La guerre des écoles
Notice
La création d'une l'école publique à Plourin (29) suscite de vives réactions au sein de la population. La majorité des habitants est favorable à l'école catholique et soutient le maire. Seul un groupe de parents d'élèves défend l'école publique.
Éclairage
Le député du Finistère Guy Guermeur est à l'origine de la loi de 1977 sur la parité des traitements entre maîtres du public et ceux du privé. C'est dans ce contexte qu'apparaissent de nombreux conflits entre école publique laïque et école privée confessionnelle, témoignant des chocs brutaux reçus par la société bretonne, où toute déviation suscite de vifs affrontements et débats. Toutes ces dissensions sont le signe d'une société dont les fondements sont remis en cause.

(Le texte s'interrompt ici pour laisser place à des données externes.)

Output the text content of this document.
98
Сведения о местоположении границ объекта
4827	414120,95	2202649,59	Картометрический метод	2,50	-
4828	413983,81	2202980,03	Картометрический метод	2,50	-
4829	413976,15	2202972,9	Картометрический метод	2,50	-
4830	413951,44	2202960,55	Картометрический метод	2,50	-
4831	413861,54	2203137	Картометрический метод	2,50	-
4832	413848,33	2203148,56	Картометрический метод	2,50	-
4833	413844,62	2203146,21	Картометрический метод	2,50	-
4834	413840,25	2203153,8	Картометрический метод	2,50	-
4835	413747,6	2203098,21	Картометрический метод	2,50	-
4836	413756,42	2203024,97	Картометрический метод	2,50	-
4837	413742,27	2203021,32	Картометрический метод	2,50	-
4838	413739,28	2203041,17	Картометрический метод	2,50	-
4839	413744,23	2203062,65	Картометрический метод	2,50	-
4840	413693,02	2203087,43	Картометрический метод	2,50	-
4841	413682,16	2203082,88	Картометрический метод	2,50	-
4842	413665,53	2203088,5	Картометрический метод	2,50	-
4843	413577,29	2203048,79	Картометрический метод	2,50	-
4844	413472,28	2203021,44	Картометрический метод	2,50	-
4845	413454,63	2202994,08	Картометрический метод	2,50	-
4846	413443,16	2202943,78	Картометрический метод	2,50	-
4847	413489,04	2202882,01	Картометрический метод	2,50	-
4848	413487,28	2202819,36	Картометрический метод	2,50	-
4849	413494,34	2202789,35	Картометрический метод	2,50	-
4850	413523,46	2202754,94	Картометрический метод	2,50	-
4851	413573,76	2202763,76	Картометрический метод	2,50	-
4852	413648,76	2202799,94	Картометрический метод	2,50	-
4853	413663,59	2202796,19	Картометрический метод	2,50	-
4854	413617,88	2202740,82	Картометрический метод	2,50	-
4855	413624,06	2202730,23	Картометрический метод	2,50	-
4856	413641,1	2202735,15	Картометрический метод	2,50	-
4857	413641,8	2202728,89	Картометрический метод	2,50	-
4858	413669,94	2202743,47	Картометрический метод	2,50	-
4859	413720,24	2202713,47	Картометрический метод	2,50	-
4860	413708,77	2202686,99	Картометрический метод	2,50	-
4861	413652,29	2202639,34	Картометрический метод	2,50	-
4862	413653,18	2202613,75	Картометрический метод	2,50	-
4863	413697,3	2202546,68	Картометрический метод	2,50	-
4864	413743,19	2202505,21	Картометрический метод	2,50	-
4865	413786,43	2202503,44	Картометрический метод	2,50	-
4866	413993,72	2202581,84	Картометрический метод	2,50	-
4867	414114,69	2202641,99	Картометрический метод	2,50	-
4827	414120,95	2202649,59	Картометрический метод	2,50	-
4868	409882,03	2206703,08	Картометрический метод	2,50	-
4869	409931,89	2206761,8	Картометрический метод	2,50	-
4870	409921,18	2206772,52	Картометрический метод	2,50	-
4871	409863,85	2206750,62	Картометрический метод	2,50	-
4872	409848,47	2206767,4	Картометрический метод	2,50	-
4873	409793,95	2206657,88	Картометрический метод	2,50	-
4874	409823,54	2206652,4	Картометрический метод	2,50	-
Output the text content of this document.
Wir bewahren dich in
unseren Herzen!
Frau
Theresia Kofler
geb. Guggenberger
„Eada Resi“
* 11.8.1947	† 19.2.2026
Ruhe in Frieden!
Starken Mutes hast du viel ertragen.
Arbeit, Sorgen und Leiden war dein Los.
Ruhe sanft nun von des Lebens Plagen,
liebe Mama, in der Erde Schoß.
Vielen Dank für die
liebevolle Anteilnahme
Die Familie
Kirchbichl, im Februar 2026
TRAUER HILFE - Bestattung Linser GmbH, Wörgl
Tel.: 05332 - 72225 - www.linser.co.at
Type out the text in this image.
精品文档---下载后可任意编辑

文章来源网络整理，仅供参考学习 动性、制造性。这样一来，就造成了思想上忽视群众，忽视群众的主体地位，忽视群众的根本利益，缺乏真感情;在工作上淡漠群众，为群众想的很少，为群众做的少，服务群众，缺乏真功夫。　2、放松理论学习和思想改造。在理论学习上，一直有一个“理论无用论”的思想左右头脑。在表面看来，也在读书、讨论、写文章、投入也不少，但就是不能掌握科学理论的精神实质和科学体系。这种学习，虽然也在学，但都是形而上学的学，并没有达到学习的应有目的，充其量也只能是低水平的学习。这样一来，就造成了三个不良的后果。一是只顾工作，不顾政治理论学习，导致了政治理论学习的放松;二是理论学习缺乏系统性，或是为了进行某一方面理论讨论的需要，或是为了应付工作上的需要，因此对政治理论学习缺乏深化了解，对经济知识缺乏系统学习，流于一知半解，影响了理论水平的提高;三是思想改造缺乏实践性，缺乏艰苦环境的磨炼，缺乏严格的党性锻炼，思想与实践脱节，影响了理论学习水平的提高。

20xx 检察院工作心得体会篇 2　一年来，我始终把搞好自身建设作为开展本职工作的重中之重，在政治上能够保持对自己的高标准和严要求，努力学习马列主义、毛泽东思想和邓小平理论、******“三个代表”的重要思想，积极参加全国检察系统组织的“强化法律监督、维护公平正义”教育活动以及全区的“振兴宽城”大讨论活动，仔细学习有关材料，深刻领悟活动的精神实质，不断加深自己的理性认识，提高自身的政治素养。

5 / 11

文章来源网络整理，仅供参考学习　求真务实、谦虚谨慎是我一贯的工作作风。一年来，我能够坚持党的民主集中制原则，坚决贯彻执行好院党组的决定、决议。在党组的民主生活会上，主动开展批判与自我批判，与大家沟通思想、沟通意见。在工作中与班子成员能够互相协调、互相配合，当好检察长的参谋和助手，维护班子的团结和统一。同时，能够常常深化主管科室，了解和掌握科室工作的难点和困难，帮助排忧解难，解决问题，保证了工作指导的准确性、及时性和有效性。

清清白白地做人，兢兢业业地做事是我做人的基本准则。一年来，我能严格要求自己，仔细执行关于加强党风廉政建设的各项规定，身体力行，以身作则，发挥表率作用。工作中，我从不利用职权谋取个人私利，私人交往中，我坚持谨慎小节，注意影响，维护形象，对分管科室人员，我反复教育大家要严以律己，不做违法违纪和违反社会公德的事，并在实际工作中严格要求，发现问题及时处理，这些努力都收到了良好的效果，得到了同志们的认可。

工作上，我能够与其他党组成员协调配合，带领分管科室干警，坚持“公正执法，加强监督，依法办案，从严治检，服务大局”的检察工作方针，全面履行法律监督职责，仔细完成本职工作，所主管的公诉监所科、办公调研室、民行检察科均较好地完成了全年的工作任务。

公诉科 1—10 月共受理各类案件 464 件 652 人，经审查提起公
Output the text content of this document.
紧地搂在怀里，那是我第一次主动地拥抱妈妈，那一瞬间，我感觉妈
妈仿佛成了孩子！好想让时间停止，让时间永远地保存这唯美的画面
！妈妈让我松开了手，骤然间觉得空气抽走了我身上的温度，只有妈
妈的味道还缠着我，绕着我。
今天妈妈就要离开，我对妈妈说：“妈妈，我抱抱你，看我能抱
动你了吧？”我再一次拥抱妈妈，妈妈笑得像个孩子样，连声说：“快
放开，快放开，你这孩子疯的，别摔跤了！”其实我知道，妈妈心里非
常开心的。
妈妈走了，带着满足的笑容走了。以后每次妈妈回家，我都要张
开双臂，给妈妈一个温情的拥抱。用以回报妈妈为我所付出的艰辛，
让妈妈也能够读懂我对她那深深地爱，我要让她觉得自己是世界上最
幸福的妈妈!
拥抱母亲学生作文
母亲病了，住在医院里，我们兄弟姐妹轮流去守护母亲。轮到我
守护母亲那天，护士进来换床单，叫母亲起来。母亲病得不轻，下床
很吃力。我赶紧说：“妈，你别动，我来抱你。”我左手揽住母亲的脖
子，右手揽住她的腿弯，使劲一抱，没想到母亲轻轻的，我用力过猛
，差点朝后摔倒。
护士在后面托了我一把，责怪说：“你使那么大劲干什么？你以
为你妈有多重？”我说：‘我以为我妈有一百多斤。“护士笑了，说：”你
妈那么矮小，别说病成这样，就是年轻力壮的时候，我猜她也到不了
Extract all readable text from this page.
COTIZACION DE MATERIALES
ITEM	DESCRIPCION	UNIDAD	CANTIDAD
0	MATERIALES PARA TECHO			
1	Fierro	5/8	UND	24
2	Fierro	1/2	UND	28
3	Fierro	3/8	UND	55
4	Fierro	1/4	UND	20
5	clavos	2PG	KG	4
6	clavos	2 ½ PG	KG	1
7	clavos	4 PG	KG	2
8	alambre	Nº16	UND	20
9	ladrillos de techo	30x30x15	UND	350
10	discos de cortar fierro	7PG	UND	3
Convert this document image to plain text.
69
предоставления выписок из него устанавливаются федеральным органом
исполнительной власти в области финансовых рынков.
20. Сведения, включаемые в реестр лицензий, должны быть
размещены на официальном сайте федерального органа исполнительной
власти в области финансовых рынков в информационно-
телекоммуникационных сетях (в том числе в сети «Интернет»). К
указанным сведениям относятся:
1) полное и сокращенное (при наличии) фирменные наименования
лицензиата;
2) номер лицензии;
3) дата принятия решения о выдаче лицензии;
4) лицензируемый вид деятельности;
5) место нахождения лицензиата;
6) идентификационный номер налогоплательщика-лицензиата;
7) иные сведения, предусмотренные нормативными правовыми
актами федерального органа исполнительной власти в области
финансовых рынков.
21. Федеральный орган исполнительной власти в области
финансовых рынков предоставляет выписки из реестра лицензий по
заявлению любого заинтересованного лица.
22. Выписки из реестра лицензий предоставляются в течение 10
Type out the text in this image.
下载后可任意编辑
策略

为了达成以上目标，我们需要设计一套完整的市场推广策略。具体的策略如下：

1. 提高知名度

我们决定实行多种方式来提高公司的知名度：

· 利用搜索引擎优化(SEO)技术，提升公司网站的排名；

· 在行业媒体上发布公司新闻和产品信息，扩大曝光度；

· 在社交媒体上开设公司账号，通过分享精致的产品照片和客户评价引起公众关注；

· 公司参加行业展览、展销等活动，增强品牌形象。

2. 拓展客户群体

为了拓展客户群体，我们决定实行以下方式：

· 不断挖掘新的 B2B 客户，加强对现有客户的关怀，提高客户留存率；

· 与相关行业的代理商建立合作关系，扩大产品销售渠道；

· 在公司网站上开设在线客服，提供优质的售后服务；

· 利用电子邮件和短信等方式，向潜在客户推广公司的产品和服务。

Au début des années 1980, lorsque le nouveau pouvoir socialiste souhaite mettre en place l'école unique, le pays découvre avec stupéfaction la persistance des capacités de mobilisation de l'Eglise : les Bretons sont au cœur du débat et les rassemblements de masse se multiplient dans la péninsule.
En savoir plus :
L'opposition entre l'école publique et l'école privée est une constante dans la région. Même si cela tend aujourd'hui à s'atténuer, tout Breton du XXe siècle a vécu pleinement cette coupure entre les deux écoles, les deux sociétés. Cette rivalité, ce dualisme scolaire structure durablement l'espace idéologique et la sociabilité en Bretagne.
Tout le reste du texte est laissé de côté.